Europa avanzaba ayer domingo hacia el desconfinamiento, con el levantamiento del estado de alarma en España o la relajación de restricciones en Alemania, mientras India seguía inmersa en una situación trágica con más de 4.000 muertes en un día.

España celebró en la calle la medida, que supuso también la caída en muchas regiones del toque de queda imperante durante meses, en un país conocido por su agitada vida nocturna y sus horarios tardíos.

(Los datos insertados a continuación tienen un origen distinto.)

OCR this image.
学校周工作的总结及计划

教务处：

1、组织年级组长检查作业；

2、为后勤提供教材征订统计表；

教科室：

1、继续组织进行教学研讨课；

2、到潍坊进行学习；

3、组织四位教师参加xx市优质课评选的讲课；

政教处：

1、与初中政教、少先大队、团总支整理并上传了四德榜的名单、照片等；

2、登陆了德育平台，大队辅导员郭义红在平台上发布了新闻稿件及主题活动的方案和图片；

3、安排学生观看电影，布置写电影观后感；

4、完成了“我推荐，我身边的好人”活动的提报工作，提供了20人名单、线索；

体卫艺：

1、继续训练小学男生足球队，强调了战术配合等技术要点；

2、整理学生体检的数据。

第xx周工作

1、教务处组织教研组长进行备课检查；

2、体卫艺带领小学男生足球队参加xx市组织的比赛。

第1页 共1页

Gritos, aplausos, música e incluso algún petardo estallaron en el barrio marítimo de Barcelona cuando los relojes marcaron la medianoche y cientos de jóvenes salieron dirección a la playa, donde se improvisó una fiesta con pocas precauciones frente al covid.

“Parece fin de año”, decía atónito Oriol Corbella, de 28 años, que había salido a pasear con su pareja por la noche.

Salvo en Navidad, donde las restricciones se suavizaron durante algunos días para permitir las reuniones familiares, los españoles no habían podido abandonar sus regiones desde el inicio del estado de alarma a finales de octubre. 

Con casi 79.000 fallecidos y 3,5 millones de contagios, España fue uno de los países más golpeados por el virus en Europa, un continente que sigue avanzando en el desconfinamiento. 

En Bélgica, después de casi siete meses, volvieron a abrir las terrazas de cafés y bares aunque la policía tuvo que intervenir en Bruselas de madrugada para dispersar a centenares de personas que lo celebraban en la calle.

Y en Alemania, más de siete millones de personas vacunadas empezaron a beneficiarse el domingo de la relajación de las restricciones y ahora ya pueden ir a la peluquería sin un test negativo o reunirse en privado, entre otras cosas.

El coronavirus dejó al menos 3.272.332 muertos en el mundo desde finales de 2019 y contaminó a más de 156.790.180, según un balance de la AFP el sábado.